Ronaldo, Jésus ou Judas ?
Barça, Real, Milan, Inter, et maintenant Flamengo et Corinthians. Au cours de sa carrière, Ronaldo aura trahi tous ses clubs, les uns après les autres. Mais peut-on lui en vouloir ?
Un peu gros, un peu gêné, un peu « rien à foutre » , Ronaldo a donc posé devant les photographes avec le maillot des Corinthians de Sao Paulo sur le dos quelques jours avant Noël. En s’excusant à peine de la colère qu’il a pu susciter chez les fans de Flamengo, son club de toujours, qui l’avait remis sur pied après sa blessure contractée en Italie, et qu’il a fui sans un regard pour le puissant de la ville rivale. « Ce contrat est la lumière au bout du tunnel. Et même si je suis ouvertement fan de Flamengo, je dois aussi continuer à payer mon pain quotidien » , s’est-il justifié du bout des lèvres.
Peut-on leur en vouloir ? Les fans du club de Rio ont pris cette déclaration comme une provocation. Et réagi à la mesure de leur déception : mouvements de foule, titres vengeurs en une de la presse, autodafés des maillots et des photos de l’ancienne idole, rancœur des dirigeants – « On n’a même pas eu un merci » , s’est lamenté Marcio Braga, le président de Flamengo.
Ronaldo est un traitre, c’est entendu. « Traître phénoménal » , même, selon Lance, un quotidien sportif de Rio de Janeiro. « Judas » , ont titré d’autres. Mais à quoi s’attendaient donc les Brésiliens ? En Europe, cela fait longtemps que les fans de ballon ont compris la bête. Un type capable en 10 ans de porter les maillots du Barça et du Real, du Milan et de l’Inter, quand même, c’est pas rien. Parfois, on aimerait demander à Guardiola, Raul, Maldini ou Zanetti ce qu’ils ont pensé de Ronaldo : ça ne doit pas être très beau à entendre. Surtout que l’animal a une façon bien particulière de passer d’un club à l’autre.
Rappelez-vous de son départ de l’Inter pour le Real. Après avoir laissé le Barça pour une substantielle augmentation de salaire en Italie, Il Fenomeno se blesse tragiquement. Une fois, deux fois. On croit qu’il est perdu pour le football. Mais la famille Moratti dépense sans compter pour le soigner, tout en lui assurant qu’il y aura toujours une place pour lui à la maison. Pourtant, quand Ronaldo guérit et flambe au Mondial 2002 (8 buts et une coupe de con), il s’empresse de signer au Real des Galactiques. Moratti est effondré, les tifosi en colère. L’évacuation de Ronaldo vers l’Espagne se fera sous escorte, dans une sorte de papamobile canardée de pierres, yaourts et crachats. Une fois encore, difficile d’en vouloir aux cocus.
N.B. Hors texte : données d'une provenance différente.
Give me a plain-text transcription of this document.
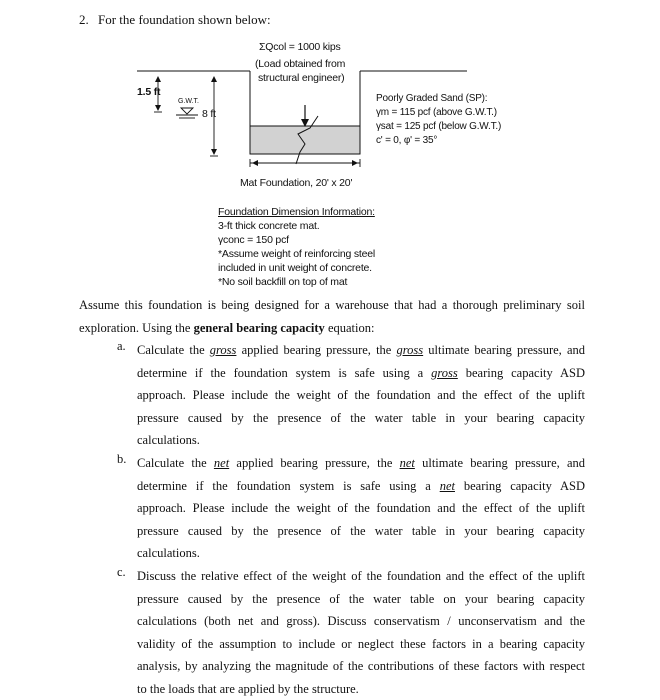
2. For the foundation shown below:
ΣQcol = 1000 kips
(Load obtained from
structural engineer)
1.5 ft
G.W.T.
8 ft
Poorly Graded Sand (SP):
γm = 115 pcf (above G.W.T.)
γsat = 125 pcf (below G.W.T.)
c' = 0, φ' = 35°
Mat Foundation, 20' x 20'
Foundation Dimension Information:
3-ft thick concrete mat.
γconc = 150 pcf
*Assume weight of reinforcing steel
included in unit weight of concrete.
*No soil backfill on top of mat
Assume this foundation is being designed for a warehouse that had a thorough preliminary soil
exploration. Using the general bearing capacity equation:
a. Calculate the gross applied bearing pressure, the gross ultimate bearing pressure, and
determine if the foundation system is safe using a gross bearing capacity ASD
approach. Please include the weight of the foundation and the effect of the uplift
pressure caused by the presence of the water table in your bearing capacity
calculations.
b. Calculate the net applied bearing pressure, the net ultimate bearing pressure, and
determine if the foundation system is safe using a net bearing capacity ASD
approach. Please include the weight of the foundation and the effect of the uplift
pressure caused by the presence of the water table in your bearing capacity
calculations.
c. Discuss the relative effect of the weight of the foundation and the effect of the uplift
pressure caused by the presence of the water table on your bearing capacity
calculations (both net and gross). Discuss conservatism / unconservatism and the
validity of the assumption to include or neglect these factors in a bearing capacity
analysis, by analyzing the magnitude of the contributions of these factors with respect
to the loads that are applied by the structure.
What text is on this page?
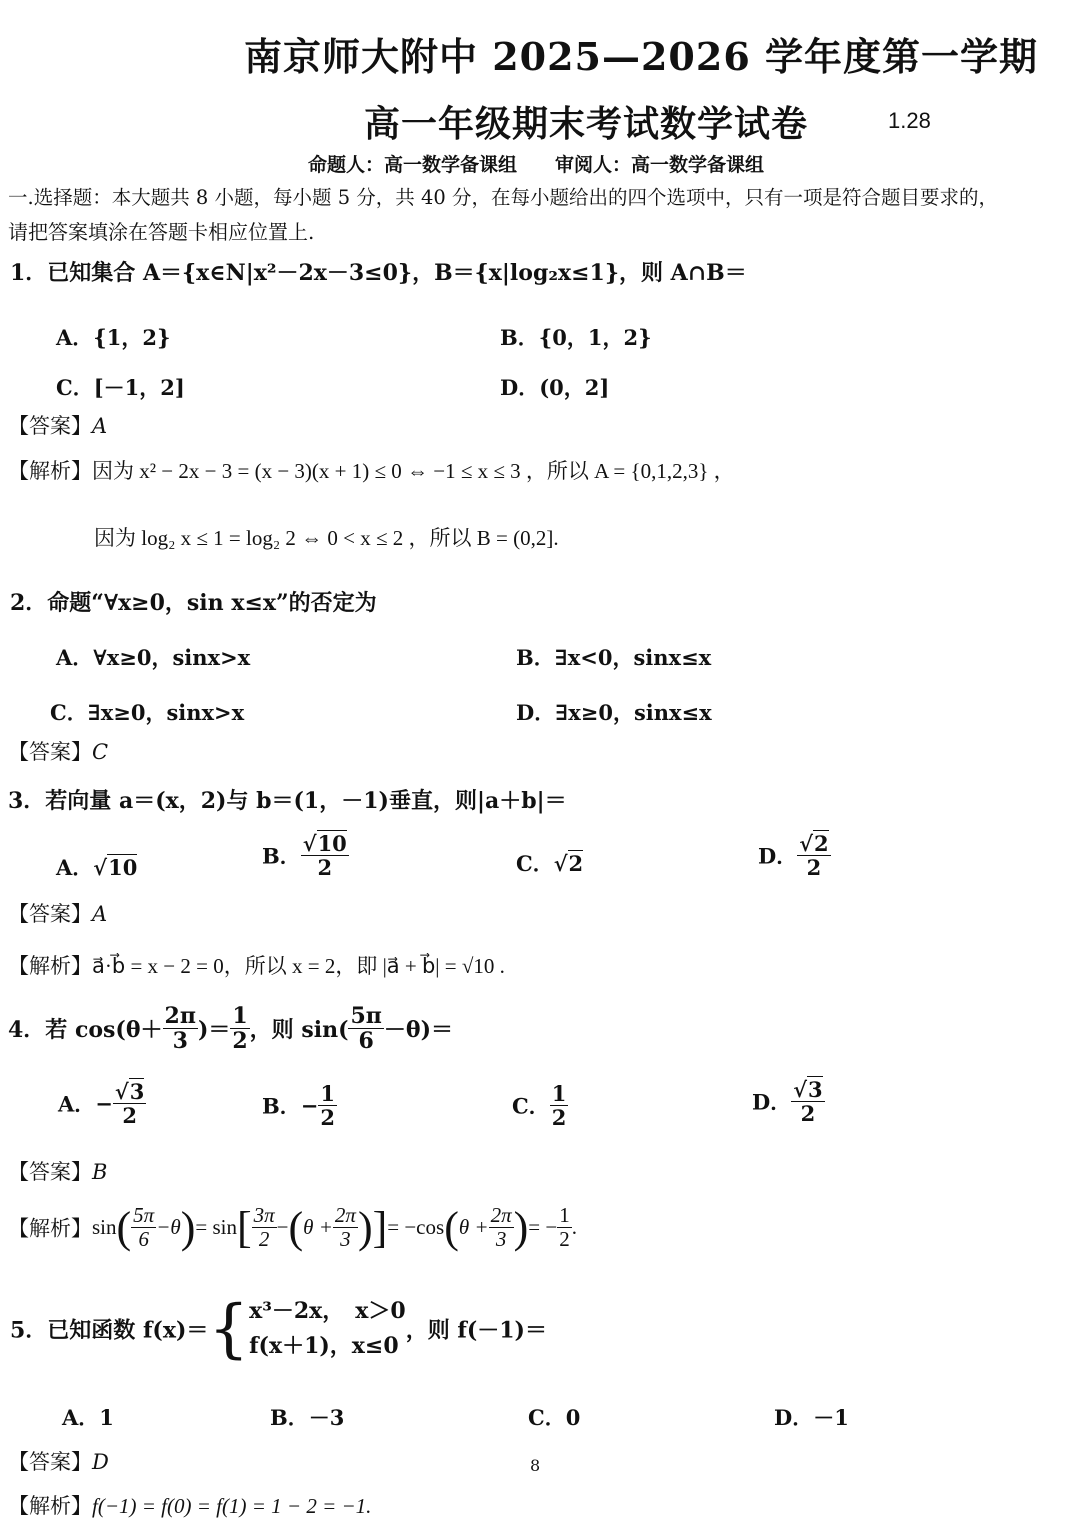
南京师大附中 2025—2026 学年度第一学期
高一年级期末考试数学试卷	1.28
命题人：高一数学备课组　　审阅人：高一数学备课组
一.选择题：本大题共 8 小题，每小题 5 分，共 40 分，在每小题给出的四个选项中，只有一项是符合题目要求的，
请把答案填涂在答题卡相应位置上.
1．已知集合 A＝{x∈N|x²－2x－3≤0}，B＝{x|log₂x≤1}，则 A∩B＝
A．{1，2}	B．{0，1，2}
C．[－1，2]	D．(0，2]
【答案】A
【解析】因为 x² − 2x − 3 = (x − 3)(x + 1) ≤ 0 ⇔ −1 ≤ x ≤ 3 ，所以 A = {0,1,2,3} ，
因为 log₂ x ≤ 1 = log₂ 2 ⇔ 0 < x ≤ 2 ，所以 B = (0,2].
2．命题“∀x≥0，sin x≤x”的否定为
A．∀x≥0，sinx>x	B．∃x<0，sinx≤x
C．∃x≥0，sinx>x	D．∃x≥0，sinx≤x
【答案】C
3．若向量 a＝(x，2)与 b＝(1，－1)垂直，则|a＋b|＝
A．√10	B． $\frac{√10}{2}$	C．√2	D． $\frac{√2}{2}$
【答案】A
【解析】a⃗·b⃗ = x − 2 = 0，所以 x = 2，即 |a⃗ + b⃗| = √10 .
4．若 $\cos(\theta+ \frac{2\pi}{3}$ )＝ $\frac{1}{2}$ ，则 $\sin( \frac{5\pi}{6} -\theta)=$
A．− $\frac{√3}{2}$	B．− $\frac{1}{2}$	C． $\frac{1}{2}$	D． $\frac{√3}{2}$
【答案】B
【解析】$\sin( \frac{5\pi}{6} -\theta)= \sin[ \frac{3\pi}{2} -(\theta + \frac{2\pi}{3}$ )]= $-\cos(\theta + \frac{2\pi}{3}$ )= − $\frac{1}{2}$ .
5．已知函数 f(x)＝{ x³－2x，　x＞0
f(x＋1)，x≤0
，则 f(－1)＝
A．1	B．－3	C．0	D．－1
【答案】D	8
【解析】f(−1) = f(0) = f(1) = 1 − 2 = −1.
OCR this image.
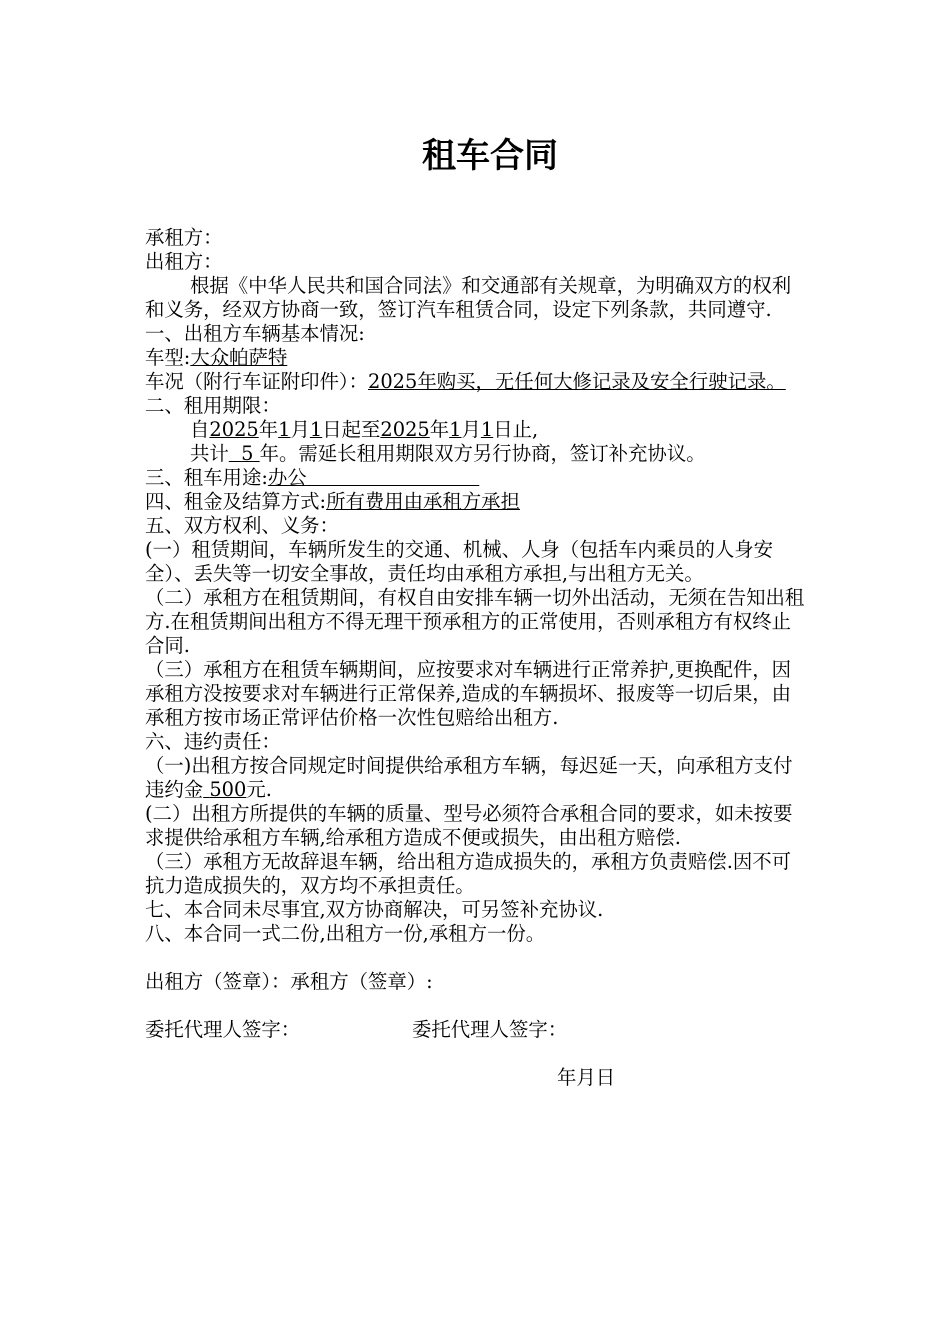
租车合同

承租方：

出租方：

根据《中华人民共和国合同法》和交通部有关规章，为明确双方的权利和义务，经双方协商一致，签订汽车租赁合同，设定下列条款，共同遵守.

一、出租方车辆基本情况:

车型:大众帕萨特

车况（附行车证附印件）：2025年购买，无任何大修记录及安全行驶记录。

二、租用期限：

自2025年1月1日起至2025年1月1日止,

共计 5 年。需延长租用期限双方另行协商，签订补充协议。

三、租车用途:办公

四、租金及结算方式:所有费用由承租方承担

五、双方权利、义务：

(一）租赁期间，车辆所发生的交通、机械、人身（包括车内乘员的人身安全）、丢失等一切安全事故，责任均由承租方承担,与出租方无关。

（二）承租方在租赁期间，有权自由安排车辆一切外出活动，无须在告知出租方.在租赁期间出租方不得无理干预承租方的正常使用，否则承租方有权终止合同.

（三）承租方在租赁车辆期间，应按要求对车辆进行正常养护,更换配件，因承租方没按要求对车辆进行正常保养,造成的车辆损坏、报废等一切后果，由承租方按市场正常评估价格一次性包赔给出租方.

六、违约责任：

（一)出租方按合同规定时间提供给承租方车辆，每迟延一天，向承租方支付违约金 500元.

(二）出租方所提供的车辆的质量、型号必须符合承租合同的要求，如未按要求提供给承租方车辆,给承租方造成不便或损失，由出租方赔偿.

（三）承租方无故辞退车辆，给出租方造成损失的，承租方负责赔偿.因不可抗力造成损失的，双方均不承担责任。

七、本合同未尽事宜,双方协商解决，可另签补充协议.

八、本合同一式二份,出租方一份,承租方一份。

出租方（签章）：承租方（签章）:

委托代理人签字：	委托代理人签字：

年月日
Il y a quelque chose de vain, pourtant, à exiger toute espèce de fidélité de la part de Ronaldo. Au fond, le Brésilien a peu de choses à voir avec Fiorese (PSG-Marseille), Mo Johnston (Celtic-Rangers) ou Sol Campbell (Tottenham-Arsenal), ces coupables d’adultères minables et honteux. Ses pairs se nomment plutôt Roberto Baggio ou Romario. C’est-à-dire ? C’est-à-dire des joueurs pour qui la notion de club, de ville, et donc de territoire est quelque chose d’un peu trop restreint, sinon terrien. Dans l’absolu, ces gens sont des footballeurs de sélection. Difficiles à identifier à un maillot en particulier, sauf celui de leur pays. Et encore : leur vrai truc, au fond, c’est le football, pas la bannière. Evidemment, ces prophètes sont les plus grands. Qu’on laisse donc Ronaldo jouer à Ronaldo.